HP is currently working on its own 3D imaging interface for smartphones.

A Chinese phone manufacturer called Takee has already launched a smartphone that renders a 3D display by reading the eye movements of the user. It can even respond to finger movements, allowing for no-touch control. Just imagine how far this tech can advance in the next five years.

Many Computers

The differences between phones, tablets, and laptops are already blurring. Need proof? Just look at the Microsoft Surface Pro, Lenonvo Yoga, and Asus Transformer series—or the ever-growing dimensions of the most popular smartphones. There are tablet-sized phones and phone-sized tablets, laptops with mobile designs and mobile designs with laptop functions.

Android offers similarly simple mobile-to-desktop transitions, but only if you're a Chrome OS user. For those who want similar behavior between an Android phone and an OS X or Windows desktop, Pushbullet is a good substitute until Google gets its act together.

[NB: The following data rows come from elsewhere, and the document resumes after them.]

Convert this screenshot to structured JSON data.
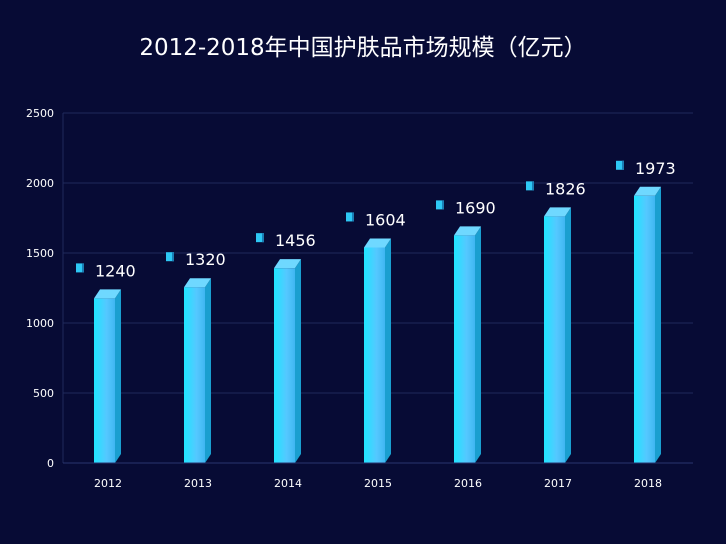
{
  "chart_data": {
    "type": "bar",
    "title": "2012-2018年中国护肤品市场规模（亿元）",
    "categories": [
      "2012",
      "2013",
      "2014",
      "2015",
      "2016",
      "2017",
      "2018"
    ],
    "values": [
      1240,
      1320,
      1456,
      1604,
      1690,
      1826,
      1973
    ],
    "ylim": [
      0,
      2500
    ],
    "yticks": [
      0,
      500,
      1000,
      1500,
      2000,
      2500
    ],
    "grid": true,
    "colors": {
      "background": "#070b35",
      "bar_front": "#33e1ff",
      "bar_side": "#1a9fd0",
      "bar_top": "#6fd8ff",
      "grid": "#1f2a5c",
      "text": "#ffffff"
    }
  }
}
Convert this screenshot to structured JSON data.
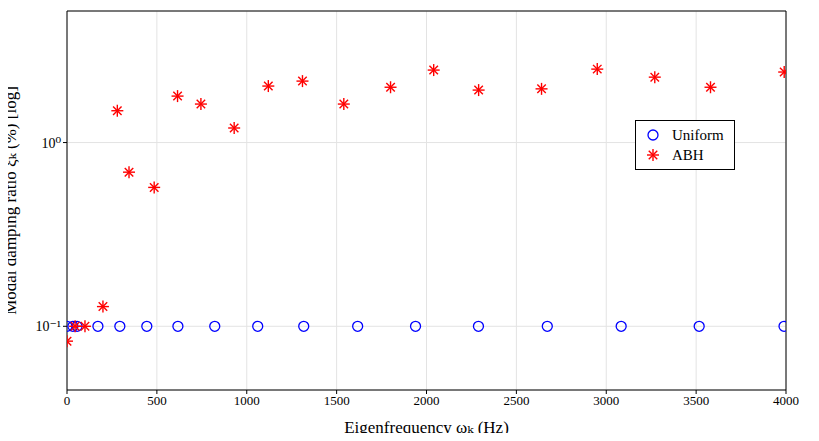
{
  "chart_data": {
    "type": "scatter",
    "x_label": "Eigenfrequency ωₖ (Hz)",
    "y_label": "Modal damping ratio ξₖ (%) [log]",
    "log": "y",
    "grid": true,
    "legend": "right",
    "xlim": [
      0,
      4000
    ],
    "xticks": [
      0,
      500,
      1000,
      1500,
      2000,
      2500,
      3000,
      3500,
      4000
    ],
    "ylim": [
      0.045,
      5.2
    ],
    "yticks": [
      {
        "value": 0.1,
        "label": "10⁻¹"
      },
      {
        "value": 1,
        "label": "10⁰"
      }
    ],
    "series": [
      {
        "name": "Uniform",
        "color": "#0000ff",
        "marker": "circle",
        "x": [
          0,
          33,
          56,
          172,
          294,
          444,
          617,
          822,
          1061,
          1317,
          1617,
          1939,
          2289,
          2672,
          3083,
          3517,
          3989
        ],
        "values": [
          0.1,
          0.1,
          0.1,
          0.1,
          0.1,
          0.1,
          0.1,
          0.1,
          0.1,
          0.1,
          0.1,
          0.1,
          0.1,
          0.1,
          0.1,
          0.1,
          0.1
        ]
      },
      {
        "name": "ABH",
        "color": "#ff0000",
        "marker": "asterisk",
        "x": [
          0,
          45,
          100,
          200,
          280,
          345,
          485,
          615,
          745,
          930,
          1120,
          1310,
          1540,
          1800,
          2040,
          2290,
          2640,
          2950,
          3270,
          3580,
          3990
        ],
        "values": [
          0.083,
          0.1,
          0.1,
          0.128,
          1.49,
          0.69,
          0.57,
          1.79,
          1.62,
          1.2,
          2.03,
          2.16,
          1.62,
          2.0,
          2.48,
          1.93,
          1.96,
          2.51,
          2.27,
          2.0,
          2.42
        ]
      }
    ]
  }
}
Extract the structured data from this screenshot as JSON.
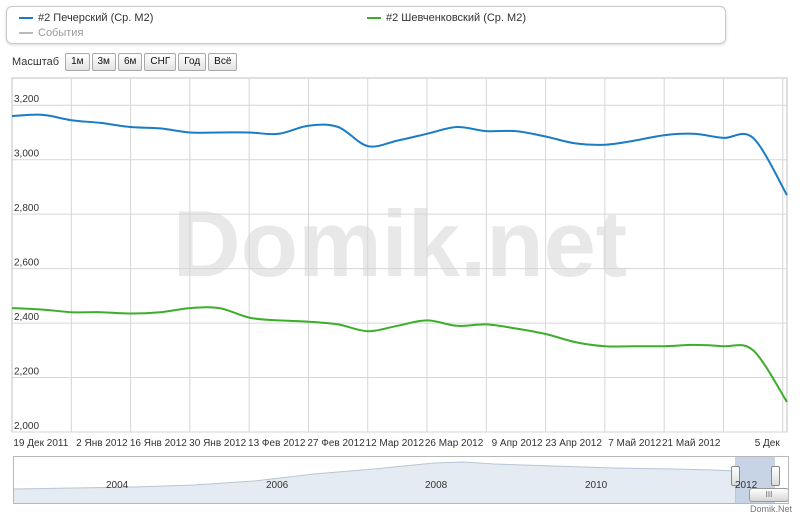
{
  "legend": {
    "series1": "#2 Печерский (Ср. М2)",
    "series2": "#2 Шевченковский (Ср. М2)",
    "events": "События"
  },
  "zoom": {
    "label": "Масштаб",
    "buttons": [
      "1м",
      "3м",
      "6м",
      "СНГ",
      "Год",
      "Всё"
    ]
  },
  "watermark": "Domik.net",
  "credit": "Domik.Net",
  "navigator": {
    "years": [
      "2004",
      "2006",
      "2008",
      "2010",
      "2012"
    ],
    "scroll_label": "III"
  },
  "chart_data": {
    "type": "line",
    "x": [
      "2011-12-05",
      "2011-12-12",
      "2011-12-19",
      "2011-12-26",
      "2012-01-02",
      "2012-01-09",
      "2012-01-16",
      "2012-01-23",
      "2012-01-30",
      "2012-02-06",
      "2012-02-13",
      "2012-02-20",
      "2012-02-27",
      "2012-03-05",
      "2012-03-12",
      "2012-03-19",
      "2012-03-26",
      "2012-04-02",
      "2012-04-09",
      "2012-04-16",
      "2012-04-23",
      "2012-04-30",
      "2012-05-07",
      "2012-05-14",
      "2012-05-21",
      "2012-05-28",
      "2012-06-05"
    ],
    "xticks": [
      {
        "label": "19 Дек 2011",
        "date": "2011-12-19"
      },
      {
        "label": "2 Янв 2012",
        "date": "2012-01-02"
      },
      {
        "label": "16 Янв 2012",
        "date": "2012-01-16"
      },
      {
        "label": "30 Янв 2012",
        "date": "2012-01-30"
      },
      {
        "label": "13 Фев 2012",
        "date": "2012-02-13"
      },
      {
        "label": "27 Фев 2012",
        "date": "2012-02-27"
      },
      {
        "label": "12 Мар 2012",
        "date": "2012-03-12"
      },
      {
        "label": "26 Мар 2012",
        "date": "2012-03-26"
      },
      {
        "label": "9 Апр 2012",
        "date": "2012-04-09"
      },
      {
        "label": "23 Апр 2012",
        "date": "2012-04-23"
      },
      {
        "label": "7 Май 2012",
        "date": "2012-05-07"
      },
      {
        "label": "21 Май 2012",
        "date": "2012-05-21"
      },
      {
        "label": "5 Дек",
        "date": "2012-06-04"
      }
    ],
    "yticks": [
      2000,
      2200,
      2400,
      2600,
      2800,
      3000,
      3200
    ],
    "ytick_labels": [
      "2,000",
      "2,200",
      "2,400",
      "2,600",
      "2,800",
      "3,000",
      "3,200"
    ],
    "ylim": [
      2000,
      3300
    ],
    "series": [
      {
        "name": "#2 Печерский (Ср. М2)",
        "color": "#1a7cc4",
        "values": [
          3160,
          3165,
          3145,
          3135,
          3120,
          3115,
          3100,
          3100,
          3100,
          3095,
          3125,
          3120,
          3050,
          3070,
          3095,
          3120,
          3105,
          3105,
          3085,
          3060,
          3055,
          3070,
          3090,
          3095,
          3080,
          3080,
          2870
        ]
      },
      {
        "name": "#2 Шевченковский (Ср. М2)",
        "color": "#3cae2a",
        "values": [
          2455,
          2450,
          2440,
          2440,
          2435,
          2440,
          2455,
          2455,
          2420,
          2410,
          2405,
          2395,
          2370,
          2390,
          2410,
          2390,
          2395,
          2380,
          2360,
          2330,
          2315,
          2315,
          2315,
          2320,
          2315,
          2300,
          2110
        ]
      }
    ],
    "grid": true,
    "legend_position": "top"
  }
}
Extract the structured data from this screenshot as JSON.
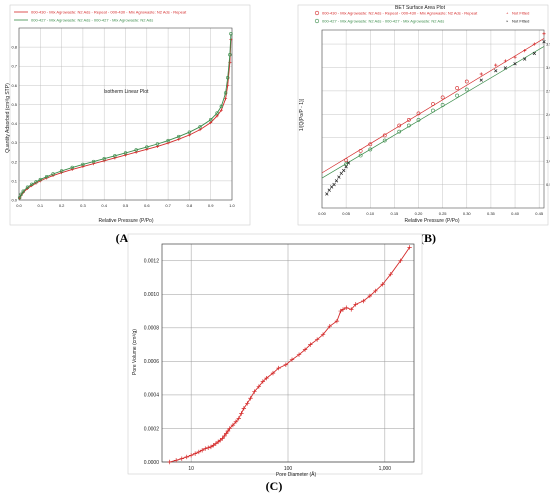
{
  "colors": {
    "red": "#d42a2a",
    "green": "#3a8c4a",
    "black": "#202020",
    "grid": "#b8b8b8"
  },
  "chart_data": [
    {
      "id": "A",
      "panel_label": "(A)",
      "type": "line",
      "title": "Isotherm Linear Plot",
      "xlabel": "Relative Pressure (P/Po)",
      "ylabel": "Quantity Adsorbed (cm³/g STP)",
      "xlim": [
        0.0,
        1.0
      ],
      "ylim": [
        0.0,
        0.9
      ],
      "xticks": [
        "0.0",
        "0.1",
        "0.2",
        "0.3",
        "0.4",
        "0.5",
        "0.6",
        "0.7",
        "0.8",
        "0.9",
        "1.0"
      ],
      "yticks": [
        "0.0",
        "0.1",
        "0.2",
        "0.3",
        "0.4",
        "0.5",
        "0.6",
        "0.7",
        "0.8"
      ],
      "ytick_values": [
        0,
        0.1,
        0.2,
        0.3,
        0.4,
        0.5,
        0.6,
        0.7,
        0.8
      ],
      "grid": true,
      "legend": [
        "000-430 - Mix Agrowaste: N2 Ads - Repeat - 000-430 - Mix Agrowaste: N2 Ads - Repeat",
        "000-427 - Mix Agrowaste: N2 Ads - 000-427 - Mix Agrowaste: N2 Ads"
      ],
      "series": [
        {
          "x": [
            0.003,
            0.01,
            0.02,
            0.04,
            0.06,
            0.08,
            0.1,
            0.13,
            0.16,
            0.2,
            0.25,
            0.3,
            0.35,
            0.4,
            0.45,
            0.5,
            0.55,
            0.6,
            0.65,
            0.7,
            0.75,
            0.8,
            0.85,
            0.9,
            0.93,
            0.95,
            0.97,
            0.98,
            0.99,
            0.995
          ],
          "y": [
            0.01,
            0.025,
            0.04,
            0.06,
            0.075,
            0.088,
            0.1,
            0.115,
            0.128,
            0.143,
            0.16,
            0.175,
            0.19,
            0.205,
            0.22,
            0.235,
            0.25,
            0.265,
            0.28,
            0.298,
            0.318,
            0.34,
            0.368,
            0.405,
            0.44,
            0.47,
            0.53,
            0.6,
            0.72,
            0.84
          ]
        },
        {
          "x": [
            0.003,
            0.01,
            0.02,
            0.04,
            0.06,
            0.08,
            0.1,
            0.13,
            0.16,
            0.2,
            0.25,
            0.3,
            0.35,
            0.4,
            0.45,
            0.5,
            0.55,
            0.6,
            0.65,
            0.7,
            0.75,
            0.8,
            0.85,
            0.9,
            0.93,
            0.95,
            0.97,
            0.98,
            0.99,
            0.995
          ],
          "y": [
            0.012,
            0.03,
            0.046,
            0.067,
            0.082,
            0.095,
            0.107,
            0.122,
            0.136,
            0.152,
            0.17,
            0.186,
            0.201,
            0.216,
            0.231,
            0.246,
            0.262,
            0.277,
            0.293,
            0.311,
            0.332,
            0.355,
            0.383,
            0.42,
            0.455,
            0.49,
            0.56,
            0.64,
            0.76,
            0.87
          ]
        }
      ]
    },
    {
      "id": "B",
      "panel_label": "(B)",
      "type": "scatter",
      "title": "BET Surface Area Plot",
      "xlabel": "Relative Pressure (P/Po)",
      "ylabel": "1/[Q(Po/P - 1)]",
      "xlim": [
        0.0,
        0.46
      ],
      "ylim": [
        0.0,
        3.8
      ],
      "xticks": [
        "0.00",
        "0.05",
        "0.10",
        "0.15",
        "0.20",
        "0.25",
        "0.30",
        "0.35",
        "0.40",
        "0.45"
      ],
      "yticks": [
        "0.5",
        "1.0",
        "1.5",
        "2.0",
        "2.5",
        "3.0",
        "3.5"
      ],
      "ytick_values": [
        0.5,
        1,
        1.5,
        2,
        2.5,
        3,
        3.5
      ],
      "grid": true,
      "legend": [
        "000-430 - Mix Agrowaste: N2 Ads - Repeat - 000-430 - Mix Agrowaste: N2 Ads - Repeat",
        "Not Fitted",
        "000-427 - Mix Agrowaste: N2 Ads - 000-427 - Mix Agrowaste: N2 Ads",
        "Not Fitted"
      ],
      "series": [
        {
          "fitted": {
            "x": [
              0.05,
              0.08,
              0.1,
              0.13,
              0.16,
              0.18,
              0.2,
              0.23,
              0.25,
              0.28,
              0.3
            ],
            "y": [
              1.02,
              1.22,
              1.36,
              1.55,
              1.76,
              1.88,
              2.02,
              2.22,
              2.36,
              2.56,
              2.7
            ]
          },
          "not_fitted": {
            "x": [
              0.33,
              0.36,
              0.38,
              0.4,
              0.42,
              0.44,
              0.46
            ],
            "y": [
              2.86,
              3.05,
              3.14,
              3.22,
              3.36,
              3.5,
              3.72
            ]
          },
          "fit_line": [
            [
              0.0,
              0.75
            ],
            [
              0.46,
              3.62
            ]
          ]
        },
        {
          "fitted": {
            "x": [
              0.05,
              0.08,
              0.1,
              0.13,
              0.16,
              0.18,
              0.2,
              0.23,
              0.25,
              0.28,
              0.3
            ],
            "y": [
              0.94,
              1.12,
              1.25,
              1.44,
              1.63,
              1.76,
              1.88,
              2.08,
              2.2,
              2.4,
              2.53
            ]
          },
          "not_fitted": {
            "x": [
              0.01,
              0.015,
              0.02,
              0.025,
              0.03,
              0.035,
              0.04,
              0.045,
              0.05,
              0.055,
              0.33,
              0.36,
              0.38,
              0.4,
              0.42,
              0.44,
              0.46
            ],
            "y": [
              0.3,
              0.38,
              0.45,
              0.5,
              0.58,
              0.66,
              0.74,
              0.8,
              0.88,
              0.96,
              2.73,
              2.93,
              2.99,
              3.08,
              3.18,
              3.3,
              3.55
            ]
          },
          "fit_line": [
            [
              0.0,
              0.64
            ],
            [
              0.46,
              3.45
            ]
          ]
        }
      ]
    },
    {
      "id": "C",
      "panel_label": "(C)",
      "type": "line",
      "xlabel": "Pore Diameter (Å)",
      "ylabel": "Pore Volume (cm³/g)",
      "xscale": "log",
      "xlim": [
        5,
        2000
      ],
      "ylim": [
        0.0,
        0.0013
      ],
      "xticks": [
        "10",
        "100",
        "1,000"
      ],
      "xtick_values": [
        10,
        100,
        1000
      ],
      "yticks": [
        "0.0000",
        "0.0002",
        "0.0004",
        "0.0006",
        "0.0008",
        "0.0010",
        "0.0012"
      ],
      "ytick_values": [
        0,
        0.0002,
        0.0004,
        0.0006,
        0.0008,
        0.001,
        0.0012
      ],
      "grid": true,
      "series": [
        {
          "x": [
            6,
            7,
            8,
            9,
            10,
            11,
            12,
            13,
            14,
            15,
            16,
            17,
            18,
            19,
            20,
            21,
            22,
            23,
            24,
            25,
            27,
            29,
            31,
            33,
            35,
            38,
            41,
            45,
            50,
            55,
            60,
            70,
            80,
            95,
            110,
            130,
            150,
            170,
            200,
            230,
            270,
            320,
            350,
            370,
            400,
            450,
            500,
            600,
            700,
            800,
            950,
            1150,
            1450,
            1800
          ],
          "y": [
            0.0,
            1e-05,
            2e-05,
            3e-05,
            4e-05,
            5e-05,
            6e-05,
            7e-05,
            8e-05,
            8.5e-05,
            9e-05,
            0.0001,
            0.00011,
            0.00012,
            0.00013,
            0.00014,
            0.000155,
            0.00017,
            0.000185,
            0.0002,
            0.00022,
            0.00024,
            0.00026,
            0.00029,
            0.00032,
            0.00035,
            0.00038,
            0.00042,
            0.00045,
            0.00048,
            0.0005,
            0.00053,
            0.00056,
            0.00058,
            0.00061,
            0.00064,
            0.00067,
            0.0007,
            0.00073,
            0.00076,
            0.00081,
            0.00084,
            0.0009,
            0.00091,
            0.00092,
            0.00091,
            0.00094,
            0.00096,
            0.00099,
            0.00102,
            0.00106,
            0.00112,
            0.0012,
            0.00128
          ]
        }
      ]
    }
  ]
}
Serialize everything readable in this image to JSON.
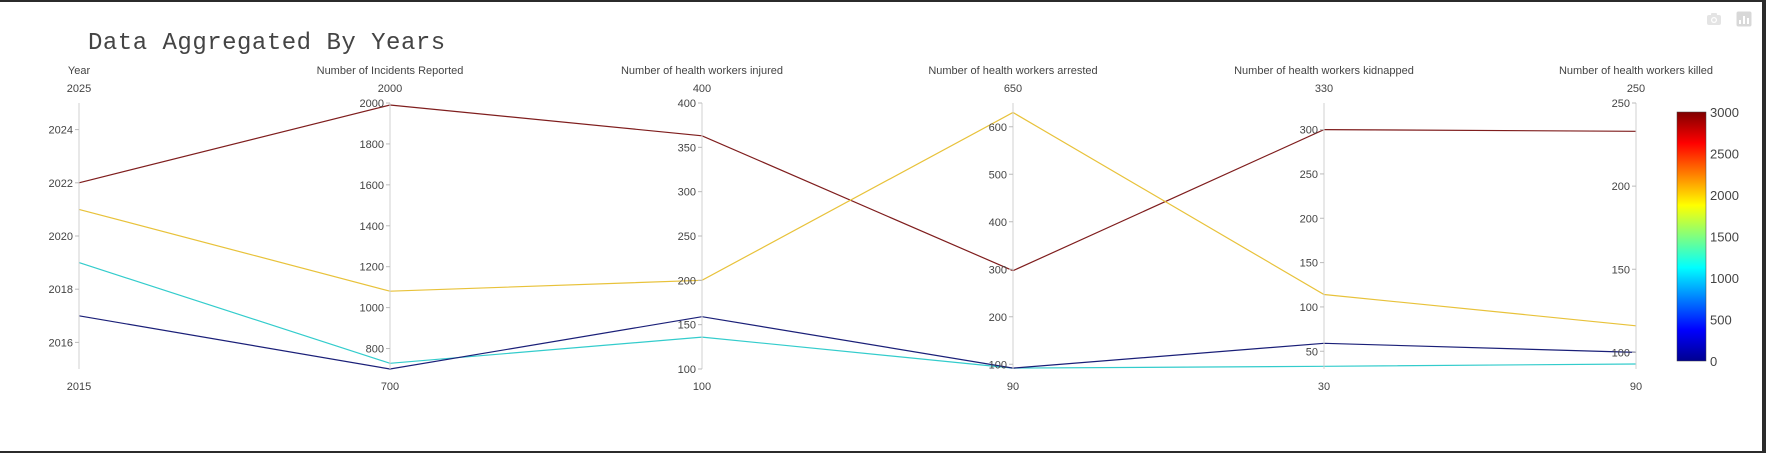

All of this adds up to the fact that the personal computer of 2020 won't be defined by its size, its OS, or its internet connection type. Instead, the mobile devices of the future will serve as extensible "brains" of a larger computational ecosystem in which your phone, laptop, and tablet are equal parts.

Truly Global Internet

If you’re going to declare the internet a fundamental human right (as many countries are starting to do), then you need to broaden and diversify the ways people can access it. Currently there are simply two methods (broadband and wireless), both of which limit access to rural, remote, or impoverished areas because of their intensive infrastructural demands.

So why not just beam internet access to Earth's remotest areas?

Sounds like the stuff of science fiction, but it’s not. Google believes it can deliver 3G-speed wireless internet to the remotest regions on the planet with its Project Loon. How? By launching high-altitude balloons 20 miles into the atmosphere and establishing aerial wireless networks. The company is also planning to launch a fleet of 180 satellites that will orbit the globe and broadcast internet to developing countries. Elon Musk's SpaceX is working on a similar plan.

Even more outlandish (and perhaps a bit more than five years away) is Facebook's plan to deploy solar-powered drones that will fly uninterrupted around the globe for months or even years, showering the earth with internet access.

Just Over the Horizon

Consumer 3D Printing: 3D printing is awesome, and it’s already disrupting some markets. But the vision of 3D printing that involves average Joes making everything from coffee mugs to engine parts in their own home merely isn't happening within the next five years—maybe 10. The tech is simply too complex, and the demand too niche.

Self-Driving Cars: Tesla's new autopilot function is brilliant, and we hope it works as advertised, but there's no way it's going to be mainstream by 2020. We're willing to believe, however, that self-driving vehicles will be at least as common as motorcycles by 2025. Just imagine Uber deploying its own fleet of autonomous vehicles. Game over.

Wearable Everything: You might love your Fitbit or Pebble Steel. You might even own a pair of Google Glass. But wearables have a long way to go before they become a mainstream phenomenon. Unlike other categories, which face huge technological hurdles, wearable tech faces a cultural barrier: A smartwatch or self-driving car is one thing, but a computer you wear on your face is something else entirely.

A Better Battery: Lithium-ion has served us well, but we’re scraping the bottom of the barrel in terms of efficiency. We need a new battery or power cell to power more than just cameras and phones. Beyond the obvious demands created by resource scarcity, rising populations, and the growing popularity of electric vehicles, the expansion of the Internet of Things is going to create a massive need for energy-dense power hubs. Luckily, researchers already have some smart ideas.